Salmon Run vs Red Earth
Where Salmon Run belongs to Benjamin Moore's range, Red Earth is a Farrow & Ball color. Both sit in the pink-red family, which is useful context if you're narrowing within a single hue direction. Salmon Run (LRV 40) reflects noticeably more light than Red Earth (LRV 28), a difference of 12 points that becomes especially apparent in rooms with limited natural light. Salmon Run runs red while Red Earth is decidedly warm, which means they'll respond very differently to warm vs cool light sources. With a ΔE of 14.2, the contrast is hard to miss. These aren't variations on a theme — they're two different answers to the same question. Below you'll find 1 real-room photo comparison where both colors appear side by side, plus 5 simulated room previews.
Salmon Run vs Red Earth in Real Spaces
1 real room side by side. Seeing Salmon Run and Red Earth in actual rooms makes the difference concrete; browse the spaces below to get a feel for how each color lives on a wall.
Living Room
In a living room, color works across both daylight and evening light — the same wall can read very differently at noon and at 8pm. The LRV gap is large enough that Salmon Run will make the room feel meaningfully brighter than Red Earth would.
Color Details
Salmon Run vs Red Earth Simulated Comparison
5 simulated room previews — drag the slider on each to see Salmon Run on one side and Red Earth on the other.

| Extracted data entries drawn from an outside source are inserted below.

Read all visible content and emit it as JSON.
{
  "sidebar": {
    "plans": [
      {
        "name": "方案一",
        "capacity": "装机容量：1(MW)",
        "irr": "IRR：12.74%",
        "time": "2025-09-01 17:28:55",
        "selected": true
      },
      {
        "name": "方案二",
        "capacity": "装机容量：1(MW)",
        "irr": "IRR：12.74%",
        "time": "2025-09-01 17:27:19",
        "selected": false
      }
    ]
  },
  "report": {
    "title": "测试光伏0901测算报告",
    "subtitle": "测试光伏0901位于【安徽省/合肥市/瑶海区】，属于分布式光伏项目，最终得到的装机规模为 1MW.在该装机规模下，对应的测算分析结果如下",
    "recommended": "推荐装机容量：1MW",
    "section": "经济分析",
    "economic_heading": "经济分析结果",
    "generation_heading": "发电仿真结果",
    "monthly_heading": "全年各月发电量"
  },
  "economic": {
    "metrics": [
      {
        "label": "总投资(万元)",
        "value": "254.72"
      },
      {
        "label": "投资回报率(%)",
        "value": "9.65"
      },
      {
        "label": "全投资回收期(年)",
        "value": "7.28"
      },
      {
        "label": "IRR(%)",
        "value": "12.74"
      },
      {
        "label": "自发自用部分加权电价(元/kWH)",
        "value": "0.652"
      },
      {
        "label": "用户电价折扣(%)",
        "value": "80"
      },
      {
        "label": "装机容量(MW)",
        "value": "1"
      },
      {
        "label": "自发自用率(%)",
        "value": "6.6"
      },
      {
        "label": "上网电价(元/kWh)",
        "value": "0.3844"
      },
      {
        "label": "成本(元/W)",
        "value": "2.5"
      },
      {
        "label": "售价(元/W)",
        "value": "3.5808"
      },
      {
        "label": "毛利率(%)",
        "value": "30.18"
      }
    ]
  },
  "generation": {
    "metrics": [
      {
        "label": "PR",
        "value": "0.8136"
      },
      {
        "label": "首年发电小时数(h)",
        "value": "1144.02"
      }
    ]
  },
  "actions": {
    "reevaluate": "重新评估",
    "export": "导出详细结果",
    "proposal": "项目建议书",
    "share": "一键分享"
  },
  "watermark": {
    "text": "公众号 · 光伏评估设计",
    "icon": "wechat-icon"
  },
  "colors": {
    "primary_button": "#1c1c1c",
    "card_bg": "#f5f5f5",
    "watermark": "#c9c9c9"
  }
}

Digital color is approximate. These simulations are generated from the manufacturer's hex values and overlaid on grayscale room photos — your screen's calibration, brightness, and viewing angle all affect how they render. Before committing to either color, test physical samples in your own space under the light you actually live with.
More Salmon Run comparisons
See how Salmon Run stacks up against other well-photographed colors across different brands and tones.